January 13, 2012

Farmland Prices Soaring in Brazil, Some More Expensive than U.S.

Author: Michael Cordonnier/Soybean & Corn Advisor, Inc.

Strong commodity prices in Brazil and speculative buying are leading to soaring land prices across the country. According to the Parana Department of Rural Economy (Deral), land prices in Parana rose an estimated 20% in 2011. In western Parana in the municipalities of Cascavel and Maringa, top quality land sold in 2011 for as much as R$ 30,000 per hectare (approximately US$ 6,666 per acre) with the average selling price in 2011 of R$ 25,000 per hectare (approximately US$ 5,555 per acre). Deral officials indicated that land prices in Parana generally rise or fall in direct proportion to the price of grain, especially soybeans.

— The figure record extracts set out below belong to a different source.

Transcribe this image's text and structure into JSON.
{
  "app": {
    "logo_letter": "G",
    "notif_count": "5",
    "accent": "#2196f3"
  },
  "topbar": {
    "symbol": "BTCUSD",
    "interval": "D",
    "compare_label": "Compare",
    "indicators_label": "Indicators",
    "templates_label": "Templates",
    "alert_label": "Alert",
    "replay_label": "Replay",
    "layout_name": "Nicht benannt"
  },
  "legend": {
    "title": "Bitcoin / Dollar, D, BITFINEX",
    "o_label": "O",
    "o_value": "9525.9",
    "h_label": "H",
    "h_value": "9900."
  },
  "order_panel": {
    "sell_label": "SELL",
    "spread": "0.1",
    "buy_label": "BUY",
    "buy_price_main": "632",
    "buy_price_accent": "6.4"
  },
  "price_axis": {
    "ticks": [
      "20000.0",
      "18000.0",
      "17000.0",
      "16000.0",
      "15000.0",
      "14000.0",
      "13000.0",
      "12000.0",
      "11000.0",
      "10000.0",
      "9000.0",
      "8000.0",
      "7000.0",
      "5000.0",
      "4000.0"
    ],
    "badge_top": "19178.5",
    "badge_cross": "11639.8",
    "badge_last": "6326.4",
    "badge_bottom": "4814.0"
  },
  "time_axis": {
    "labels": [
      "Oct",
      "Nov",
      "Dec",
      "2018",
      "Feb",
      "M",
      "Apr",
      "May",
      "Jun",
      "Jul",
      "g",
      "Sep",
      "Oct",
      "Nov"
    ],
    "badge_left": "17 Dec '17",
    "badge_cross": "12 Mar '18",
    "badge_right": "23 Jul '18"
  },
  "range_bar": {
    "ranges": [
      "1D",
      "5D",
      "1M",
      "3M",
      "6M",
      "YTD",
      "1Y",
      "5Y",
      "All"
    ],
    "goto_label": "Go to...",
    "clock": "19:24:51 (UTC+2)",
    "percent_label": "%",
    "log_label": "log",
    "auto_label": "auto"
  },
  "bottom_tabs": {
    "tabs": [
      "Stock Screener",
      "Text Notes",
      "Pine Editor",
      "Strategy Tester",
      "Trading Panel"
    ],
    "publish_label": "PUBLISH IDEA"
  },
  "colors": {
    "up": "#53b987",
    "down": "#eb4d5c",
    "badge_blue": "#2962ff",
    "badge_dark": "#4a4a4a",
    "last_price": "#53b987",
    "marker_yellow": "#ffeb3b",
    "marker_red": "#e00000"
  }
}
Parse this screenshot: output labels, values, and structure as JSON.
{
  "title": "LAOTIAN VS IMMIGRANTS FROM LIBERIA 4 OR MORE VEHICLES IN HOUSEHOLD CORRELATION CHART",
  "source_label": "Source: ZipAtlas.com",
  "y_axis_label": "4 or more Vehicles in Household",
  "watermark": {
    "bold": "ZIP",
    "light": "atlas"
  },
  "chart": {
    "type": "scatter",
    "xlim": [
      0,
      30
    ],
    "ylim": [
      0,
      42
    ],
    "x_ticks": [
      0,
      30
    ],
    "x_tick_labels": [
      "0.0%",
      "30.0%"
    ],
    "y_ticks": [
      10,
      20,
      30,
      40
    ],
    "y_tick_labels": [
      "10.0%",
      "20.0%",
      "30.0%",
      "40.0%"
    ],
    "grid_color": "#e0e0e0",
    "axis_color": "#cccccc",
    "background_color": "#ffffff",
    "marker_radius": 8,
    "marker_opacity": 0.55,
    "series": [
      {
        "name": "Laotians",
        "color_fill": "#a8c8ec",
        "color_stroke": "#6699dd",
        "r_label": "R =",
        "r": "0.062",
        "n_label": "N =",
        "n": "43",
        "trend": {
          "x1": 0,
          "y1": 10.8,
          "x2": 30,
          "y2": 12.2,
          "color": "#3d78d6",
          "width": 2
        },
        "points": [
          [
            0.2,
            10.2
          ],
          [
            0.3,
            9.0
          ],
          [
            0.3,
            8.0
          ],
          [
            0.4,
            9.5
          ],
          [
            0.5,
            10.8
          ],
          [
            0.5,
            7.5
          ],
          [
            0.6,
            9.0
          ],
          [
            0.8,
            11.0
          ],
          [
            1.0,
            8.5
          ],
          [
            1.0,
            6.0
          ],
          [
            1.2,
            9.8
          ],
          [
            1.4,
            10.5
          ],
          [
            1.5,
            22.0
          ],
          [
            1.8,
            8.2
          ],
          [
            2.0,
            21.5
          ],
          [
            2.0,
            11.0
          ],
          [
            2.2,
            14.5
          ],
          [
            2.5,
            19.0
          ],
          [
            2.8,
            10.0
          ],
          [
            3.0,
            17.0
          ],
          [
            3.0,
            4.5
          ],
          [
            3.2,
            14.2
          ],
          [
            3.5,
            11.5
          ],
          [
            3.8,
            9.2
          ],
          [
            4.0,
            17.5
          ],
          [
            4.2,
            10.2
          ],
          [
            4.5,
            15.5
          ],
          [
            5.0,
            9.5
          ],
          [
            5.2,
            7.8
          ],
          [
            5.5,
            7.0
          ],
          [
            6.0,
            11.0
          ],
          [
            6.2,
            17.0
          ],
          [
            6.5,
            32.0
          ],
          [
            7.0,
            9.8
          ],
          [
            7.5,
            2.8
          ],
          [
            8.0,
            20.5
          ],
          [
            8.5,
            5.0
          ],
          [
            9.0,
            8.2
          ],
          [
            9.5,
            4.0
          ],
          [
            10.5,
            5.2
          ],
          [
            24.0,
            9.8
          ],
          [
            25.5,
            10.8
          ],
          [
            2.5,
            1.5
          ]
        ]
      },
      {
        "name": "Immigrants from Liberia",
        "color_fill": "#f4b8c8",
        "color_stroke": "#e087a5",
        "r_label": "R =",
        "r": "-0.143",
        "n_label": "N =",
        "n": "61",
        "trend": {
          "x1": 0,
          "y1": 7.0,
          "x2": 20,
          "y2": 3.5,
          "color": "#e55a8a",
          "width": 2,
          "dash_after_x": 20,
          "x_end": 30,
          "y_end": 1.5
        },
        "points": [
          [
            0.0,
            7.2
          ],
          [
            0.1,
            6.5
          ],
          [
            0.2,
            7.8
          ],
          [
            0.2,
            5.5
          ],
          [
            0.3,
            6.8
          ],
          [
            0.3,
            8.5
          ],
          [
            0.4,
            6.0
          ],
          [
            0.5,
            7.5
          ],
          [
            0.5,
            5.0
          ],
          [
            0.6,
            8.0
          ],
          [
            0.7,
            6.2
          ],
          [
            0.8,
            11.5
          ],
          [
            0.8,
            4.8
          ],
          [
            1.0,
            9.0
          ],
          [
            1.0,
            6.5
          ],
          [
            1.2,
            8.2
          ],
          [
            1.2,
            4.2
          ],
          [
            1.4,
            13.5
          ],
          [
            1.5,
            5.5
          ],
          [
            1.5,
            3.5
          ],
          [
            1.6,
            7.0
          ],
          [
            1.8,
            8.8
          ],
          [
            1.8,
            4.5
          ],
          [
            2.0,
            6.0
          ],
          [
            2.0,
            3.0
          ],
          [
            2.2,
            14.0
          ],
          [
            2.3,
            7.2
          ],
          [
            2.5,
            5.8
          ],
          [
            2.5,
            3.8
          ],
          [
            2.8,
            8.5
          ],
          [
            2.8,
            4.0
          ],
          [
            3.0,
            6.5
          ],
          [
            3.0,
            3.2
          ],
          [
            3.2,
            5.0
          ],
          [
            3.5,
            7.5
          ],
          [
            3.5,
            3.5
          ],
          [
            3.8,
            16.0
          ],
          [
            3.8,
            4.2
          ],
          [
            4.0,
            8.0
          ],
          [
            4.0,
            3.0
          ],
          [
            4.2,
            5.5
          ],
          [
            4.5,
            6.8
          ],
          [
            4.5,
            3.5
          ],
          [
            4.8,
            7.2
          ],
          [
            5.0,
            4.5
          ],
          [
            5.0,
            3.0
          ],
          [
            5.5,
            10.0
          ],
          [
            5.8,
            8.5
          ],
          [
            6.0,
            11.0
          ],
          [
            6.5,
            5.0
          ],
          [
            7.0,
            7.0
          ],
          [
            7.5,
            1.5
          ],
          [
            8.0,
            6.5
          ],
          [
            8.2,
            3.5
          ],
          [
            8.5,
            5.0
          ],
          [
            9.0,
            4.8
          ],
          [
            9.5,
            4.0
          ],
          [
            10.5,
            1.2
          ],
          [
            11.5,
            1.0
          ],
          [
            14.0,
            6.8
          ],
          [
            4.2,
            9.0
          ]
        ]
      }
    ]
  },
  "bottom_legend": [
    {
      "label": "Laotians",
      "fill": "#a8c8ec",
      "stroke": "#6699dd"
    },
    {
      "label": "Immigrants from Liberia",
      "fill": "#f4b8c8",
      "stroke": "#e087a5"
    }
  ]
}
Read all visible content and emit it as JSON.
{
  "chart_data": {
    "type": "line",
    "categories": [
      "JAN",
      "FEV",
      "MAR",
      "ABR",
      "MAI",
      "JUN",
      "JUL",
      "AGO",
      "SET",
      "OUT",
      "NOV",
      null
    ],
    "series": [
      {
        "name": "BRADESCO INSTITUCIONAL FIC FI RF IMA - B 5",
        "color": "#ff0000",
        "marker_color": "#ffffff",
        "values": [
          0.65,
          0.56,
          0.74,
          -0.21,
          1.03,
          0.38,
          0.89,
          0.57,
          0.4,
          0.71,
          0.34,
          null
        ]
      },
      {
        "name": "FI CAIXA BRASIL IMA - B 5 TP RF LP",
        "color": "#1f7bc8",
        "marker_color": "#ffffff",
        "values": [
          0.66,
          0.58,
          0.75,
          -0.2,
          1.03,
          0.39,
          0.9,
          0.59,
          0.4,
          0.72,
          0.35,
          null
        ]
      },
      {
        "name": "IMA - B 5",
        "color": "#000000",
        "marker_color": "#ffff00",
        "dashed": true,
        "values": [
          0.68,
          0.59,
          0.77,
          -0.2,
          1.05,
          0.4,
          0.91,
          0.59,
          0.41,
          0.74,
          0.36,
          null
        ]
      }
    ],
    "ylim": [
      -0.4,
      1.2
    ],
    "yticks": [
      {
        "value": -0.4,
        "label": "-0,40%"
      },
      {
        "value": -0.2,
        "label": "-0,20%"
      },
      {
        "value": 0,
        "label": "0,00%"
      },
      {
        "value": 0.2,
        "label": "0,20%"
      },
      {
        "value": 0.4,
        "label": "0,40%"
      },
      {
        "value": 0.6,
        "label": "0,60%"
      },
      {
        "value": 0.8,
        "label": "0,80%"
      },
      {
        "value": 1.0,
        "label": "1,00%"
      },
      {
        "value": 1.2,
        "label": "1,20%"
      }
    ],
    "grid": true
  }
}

The state of Sao Paulo has even more expensive land with a hectare of premium land near the town of Limeira selling for as much as R$ 41,000 (approximately US$ 9,111 per acre). At these prices, the land in southern Brazil has now become some of the most expensive farmland in the world and more expensive than many areas in the Corn Belt of the United States.

The high prices in southern Brazil indicate that there is very little new land to be brought into production, so if a farmer wants to expand his operations, he must do so by out bidding his neighbors and investors when a tract of land comes up for sale.

Farmers in search of new land to clear have been moving to northeastern Brazil to the states of Bahia, Maranhao, Tocantins, and Piaui where cerrado land can still be purchased for less than R$ 10,000 per hectare (approximately US$ 2,200 per acre).

With the price of land soaring, instead of purchasing new land to expand their operations, many farmers are turning to their own pastureland in order to increase grain production. The federal government estimates that there are at least 50 million hectares of underutilized farmland in Brazil composed mainly of degraded pastures. These degraded pastures have been the focus of intense research by Embrapa where scientists are convinced that these pastures would be better utilized for grain production. In fact, nearly all the increased soybean acreage in Mato Grosso this growing season came as the result of converting pastureland to soybean cultivation.